More details from the Times:
In parts of the city, trash is now collected only once every three weeks, down from once every two weeks about a year ago. That means garbage collectors, many of whom make less than 20,000 British pounds ($27,000) a year, have to carry heavier loads up and down steps.
On top of the less frequent collections, volumes of trash per household climbed over the past two years, a reflection of increased spending on takeout and online deliveries, according to Mr. Mitchell.
“The pandemic has created waste upon waste upon waste,” he said.
The Glasgow City Council’s website indicates that it was chosen to host COP26 partly due to its “commitment to sustainability,” adding that the town was recently “awarded the status of Global Green City” and has “an ambitious target of achieving carbon neutrality by 2030.”

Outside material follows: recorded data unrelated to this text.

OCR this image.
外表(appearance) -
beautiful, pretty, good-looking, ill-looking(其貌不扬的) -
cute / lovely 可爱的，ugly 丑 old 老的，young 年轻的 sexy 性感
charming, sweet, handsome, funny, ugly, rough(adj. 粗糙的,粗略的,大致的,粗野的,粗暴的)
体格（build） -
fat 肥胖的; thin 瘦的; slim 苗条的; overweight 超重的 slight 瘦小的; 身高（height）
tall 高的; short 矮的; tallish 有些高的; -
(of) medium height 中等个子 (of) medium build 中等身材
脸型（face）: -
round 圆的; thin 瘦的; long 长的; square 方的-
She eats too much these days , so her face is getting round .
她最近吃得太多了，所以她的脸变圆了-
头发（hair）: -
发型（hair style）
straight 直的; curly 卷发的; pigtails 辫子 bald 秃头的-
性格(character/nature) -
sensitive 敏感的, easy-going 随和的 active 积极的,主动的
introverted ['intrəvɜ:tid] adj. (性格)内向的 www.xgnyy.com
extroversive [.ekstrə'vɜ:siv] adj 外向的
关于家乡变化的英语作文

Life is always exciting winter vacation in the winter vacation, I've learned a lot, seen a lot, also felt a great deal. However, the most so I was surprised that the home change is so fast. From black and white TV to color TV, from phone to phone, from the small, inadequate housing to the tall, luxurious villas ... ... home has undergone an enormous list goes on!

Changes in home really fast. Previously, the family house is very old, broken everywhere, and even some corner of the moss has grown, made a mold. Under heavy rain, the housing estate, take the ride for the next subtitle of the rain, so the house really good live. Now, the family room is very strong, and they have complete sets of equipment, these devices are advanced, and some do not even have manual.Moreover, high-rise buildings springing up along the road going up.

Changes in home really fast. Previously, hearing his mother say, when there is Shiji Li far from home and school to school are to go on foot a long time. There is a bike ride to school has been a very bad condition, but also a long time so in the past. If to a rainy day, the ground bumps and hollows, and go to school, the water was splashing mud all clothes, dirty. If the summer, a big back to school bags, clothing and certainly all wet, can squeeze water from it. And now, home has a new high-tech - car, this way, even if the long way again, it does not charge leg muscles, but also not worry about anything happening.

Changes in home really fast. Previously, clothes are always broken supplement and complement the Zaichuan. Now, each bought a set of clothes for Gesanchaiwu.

During the two-week conference, thousands of protesters and youth organizers have gathered in the streets of Glasgow for a series of demonstrations expressing frustration with the world leaders in town. Swedish climate activist Greta Thunberg, 18, recently led a protest near the international summit, describing the meeting as “a PR event” and a “two-week long celebration of business as usual and blah, blah, blah.”
“It is not a secret that COP26 is a failure,” said Thunberg. “It should be obvious that we cannot solve the crisis with the same methods that got us into it in the first place.”
“The people in power can continue to live in their bubble filled with their fantasies, like eternal growth on a finite planet and technological solutions that will suddenly appear seemingly out of nowhere and will erase all of these crises just like that.”
“All this while the world is literally burning, on fire, and while the people living on the front lines are still bearing the brunt of the climate crisis.”